The Israeli start-up initially failed to receive approval from the US Food and Drug Administration for its app and testing kit, but not because there was anything wrong with the algorithm or the science.

It was because the user interface – the instructions – were not deemed easy enough to understand, particularly for older users. The creation of Emily – a friendly, no-nonsense female chatbot – was key to winning regulatory approval, the start-up says.

Now people can test for a range of conditions, from urinary tract infection to diabetes, without having to waste time queuing at a clinic or suffering embarrassment. Healthy.io hopes the service will safe health services millions.

Chatbots are cropping up everywhere in healthcare, and Intelligent Mobile is at the forefront of this, assisting medical pioneers with initiatives related to pregnancy, autism and a healthier lifestyle.

Digital doctors, such as Babylon Health, Your.MD, and Ada Health are acting like triage nurses, assessing your symptoms and monitoring your health over the long-term to provide predictive and proactive care. 

They can also have a valuable role in simply reminding patients to take their medications. Patients who fail to complete a drug course are a cause of huge inefficiency in most health systems. 

Mental health is an obvious area where anonymity and a non-human interface could be an advantage, particularly given that in some cultures mental illness is still a taboo subject and difficult to talk about.

Even in more liberal cultures there is still a stigma attached to mental illness. Yet its treatment is estimated to cost the US economy alone more than $200bn a year. So there is clearly a huge gap in the market for cheaper, more convenient digitised mental health services.

One well-known chatbot, WoeBot, claims users can experience a reduction in the symptoms of anxiety and depression after just two weeks of using its cognitive behavioural therapy algorithm.

It says its solutions are backed by solid evidence-based science and that all information shared by users is encrypted, anonymised and de-identified.

Over time advances in natural language processing will help make the interactions more conversational and intimate, the company says.

There are plenty of other chatbots in this field adopting a similar CBT-based approach, including Wysa, Catch It and Tess, an Arabic-speaking version of which was recently offered to Syrian refuges suffering from post-traumatic stress in Lebanon.

And anonymity is valuable when people need to report sexual harassment in the workplace.
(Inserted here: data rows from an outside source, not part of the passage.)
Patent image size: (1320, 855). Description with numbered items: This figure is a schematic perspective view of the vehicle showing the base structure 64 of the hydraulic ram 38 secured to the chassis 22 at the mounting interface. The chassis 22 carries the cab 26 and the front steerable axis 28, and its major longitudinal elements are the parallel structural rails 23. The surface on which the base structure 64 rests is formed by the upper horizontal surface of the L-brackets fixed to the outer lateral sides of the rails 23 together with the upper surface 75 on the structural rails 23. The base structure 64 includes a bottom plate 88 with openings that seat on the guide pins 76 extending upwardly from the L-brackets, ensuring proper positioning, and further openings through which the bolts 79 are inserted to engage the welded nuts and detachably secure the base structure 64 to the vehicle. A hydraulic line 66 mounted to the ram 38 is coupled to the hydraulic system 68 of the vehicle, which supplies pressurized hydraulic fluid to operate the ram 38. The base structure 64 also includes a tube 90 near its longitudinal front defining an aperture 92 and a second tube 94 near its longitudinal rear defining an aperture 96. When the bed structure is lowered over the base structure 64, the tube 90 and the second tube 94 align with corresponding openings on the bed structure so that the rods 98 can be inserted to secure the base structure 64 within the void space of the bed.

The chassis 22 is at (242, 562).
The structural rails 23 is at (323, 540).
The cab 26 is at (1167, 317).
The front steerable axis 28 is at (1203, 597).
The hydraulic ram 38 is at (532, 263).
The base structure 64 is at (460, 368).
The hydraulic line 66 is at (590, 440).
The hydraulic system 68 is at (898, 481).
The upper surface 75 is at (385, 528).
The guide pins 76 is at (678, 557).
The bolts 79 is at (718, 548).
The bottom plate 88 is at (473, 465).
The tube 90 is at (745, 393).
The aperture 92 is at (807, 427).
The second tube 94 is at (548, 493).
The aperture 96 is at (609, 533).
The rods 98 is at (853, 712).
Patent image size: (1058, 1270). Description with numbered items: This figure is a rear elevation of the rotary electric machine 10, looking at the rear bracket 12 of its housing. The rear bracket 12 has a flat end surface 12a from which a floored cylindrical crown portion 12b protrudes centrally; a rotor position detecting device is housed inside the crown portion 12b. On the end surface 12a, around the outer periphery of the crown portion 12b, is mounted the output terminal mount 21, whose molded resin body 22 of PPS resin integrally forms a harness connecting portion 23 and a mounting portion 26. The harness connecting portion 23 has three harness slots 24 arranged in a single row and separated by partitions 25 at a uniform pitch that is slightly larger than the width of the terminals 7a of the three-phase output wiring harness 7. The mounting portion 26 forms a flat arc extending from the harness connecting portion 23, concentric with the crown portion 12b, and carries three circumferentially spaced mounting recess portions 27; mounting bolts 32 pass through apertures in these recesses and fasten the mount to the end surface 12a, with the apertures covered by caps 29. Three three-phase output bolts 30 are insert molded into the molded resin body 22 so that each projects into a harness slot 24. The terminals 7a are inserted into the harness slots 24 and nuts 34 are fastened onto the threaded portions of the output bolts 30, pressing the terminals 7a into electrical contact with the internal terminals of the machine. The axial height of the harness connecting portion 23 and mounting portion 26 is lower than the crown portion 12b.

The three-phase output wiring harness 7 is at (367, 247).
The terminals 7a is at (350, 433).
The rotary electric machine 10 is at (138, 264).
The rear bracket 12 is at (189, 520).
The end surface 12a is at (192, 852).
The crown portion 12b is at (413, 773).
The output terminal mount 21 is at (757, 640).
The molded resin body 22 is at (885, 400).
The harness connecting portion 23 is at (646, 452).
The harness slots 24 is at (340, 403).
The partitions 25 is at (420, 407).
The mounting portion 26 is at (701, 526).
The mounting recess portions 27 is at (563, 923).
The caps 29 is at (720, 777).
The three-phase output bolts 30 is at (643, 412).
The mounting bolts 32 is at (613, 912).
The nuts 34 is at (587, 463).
The majority of people never report cases because they are worried about getting into trouble or are too embarrassed or ashamed to talk to a human.
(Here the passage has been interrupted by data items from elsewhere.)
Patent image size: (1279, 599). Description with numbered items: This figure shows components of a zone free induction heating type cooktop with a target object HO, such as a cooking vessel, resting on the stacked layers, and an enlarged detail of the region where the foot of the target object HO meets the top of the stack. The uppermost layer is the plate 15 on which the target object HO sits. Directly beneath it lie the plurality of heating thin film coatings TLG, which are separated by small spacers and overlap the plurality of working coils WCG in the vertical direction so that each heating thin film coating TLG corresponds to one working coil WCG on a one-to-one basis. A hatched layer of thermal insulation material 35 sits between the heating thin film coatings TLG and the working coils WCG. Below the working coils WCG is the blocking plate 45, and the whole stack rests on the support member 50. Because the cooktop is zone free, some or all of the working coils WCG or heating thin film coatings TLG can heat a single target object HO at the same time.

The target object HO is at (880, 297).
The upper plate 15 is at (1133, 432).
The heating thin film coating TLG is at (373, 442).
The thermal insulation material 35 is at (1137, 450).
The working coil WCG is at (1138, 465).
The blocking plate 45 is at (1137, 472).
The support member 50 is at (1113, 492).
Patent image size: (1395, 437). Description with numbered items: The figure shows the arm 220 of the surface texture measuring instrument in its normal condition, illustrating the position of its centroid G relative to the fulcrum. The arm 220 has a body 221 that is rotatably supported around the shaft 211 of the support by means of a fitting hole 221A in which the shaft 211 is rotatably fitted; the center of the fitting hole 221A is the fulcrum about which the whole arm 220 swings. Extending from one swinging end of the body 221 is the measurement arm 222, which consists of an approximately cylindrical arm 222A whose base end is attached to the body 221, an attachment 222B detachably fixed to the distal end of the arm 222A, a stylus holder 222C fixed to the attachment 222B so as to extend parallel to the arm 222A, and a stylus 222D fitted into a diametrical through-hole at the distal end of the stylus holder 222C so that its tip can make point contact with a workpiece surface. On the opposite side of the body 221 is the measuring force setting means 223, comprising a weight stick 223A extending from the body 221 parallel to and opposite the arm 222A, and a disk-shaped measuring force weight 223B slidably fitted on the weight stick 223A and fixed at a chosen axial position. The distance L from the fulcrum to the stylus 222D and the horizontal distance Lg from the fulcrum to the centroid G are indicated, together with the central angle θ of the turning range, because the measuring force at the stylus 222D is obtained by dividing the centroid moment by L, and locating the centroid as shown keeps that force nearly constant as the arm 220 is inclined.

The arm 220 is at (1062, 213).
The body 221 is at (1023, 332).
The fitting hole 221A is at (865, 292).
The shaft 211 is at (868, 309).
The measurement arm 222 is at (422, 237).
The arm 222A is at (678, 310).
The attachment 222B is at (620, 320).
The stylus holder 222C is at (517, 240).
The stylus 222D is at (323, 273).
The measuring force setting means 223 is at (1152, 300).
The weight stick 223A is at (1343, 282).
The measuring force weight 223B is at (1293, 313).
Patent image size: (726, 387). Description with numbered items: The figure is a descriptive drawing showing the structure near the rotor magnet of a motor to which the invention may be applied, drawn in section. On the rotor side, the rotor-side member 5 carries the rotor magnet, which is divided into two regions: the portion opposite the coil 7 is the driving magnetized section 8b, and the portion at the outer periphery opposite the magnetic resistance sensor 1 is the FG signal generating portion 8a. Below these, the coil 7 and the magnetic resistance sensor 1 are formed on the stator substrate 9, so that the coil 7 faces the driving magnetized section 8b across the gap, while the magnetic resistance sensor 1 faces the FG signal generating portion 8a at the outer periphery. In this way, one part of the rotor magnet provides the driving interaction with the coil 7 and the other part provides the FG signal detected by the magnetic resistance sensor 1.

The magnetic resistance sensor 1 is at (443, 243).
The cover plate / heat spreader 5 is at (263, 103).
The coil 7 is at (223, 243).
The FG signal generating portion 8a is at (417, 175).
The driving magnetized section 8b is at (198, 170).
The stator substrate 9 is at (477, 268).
Chatbots like Spot use interview techniques adopted by police forces to elicit full and frank reports of such cases that can then be used as evidence in future.

Of course, none of this technology is perfect yet by any means, and there have been critics among the professional classes – doctors and therapists – who’ve assessed these chatbots and found shortcomings.

For example, some doctors think the Babylon Health chatbot gives misdiagnoses of some symptoms, while there are concerns that mental health apps Woebot and Wysa failed to respond correctly to reports of child sexual abuse, eating disorders and drug use.

But to be fair, most healthcare chatbot developers would not claim that their products are designed to cope with crisis situations or that they have made human specialists redundant – not yet at least.

These are a work in progress, and there is much more work needed in the sphere of emulating human empathy and developing conversations that sound unscripted, natural and that can truly understand what’s being said.

There are also concerns about data privacy. While many healthtech start-ups claim to offer encrypted, fully anonymised services, the public could be forgiven for being a little sceptical given the number of data breaches, even involving tech giants such as Facebook and Google.

But chatbots offer convenience, lower costs and a non-judgmental intimacy that offers many benefits in these specialised fields. As they crunch more and more data, learn and improve, they are only going to get better at what they do.

Pioneers in the medical profession have picked up on this, so expect their adoption to be rapid in the next 12 months.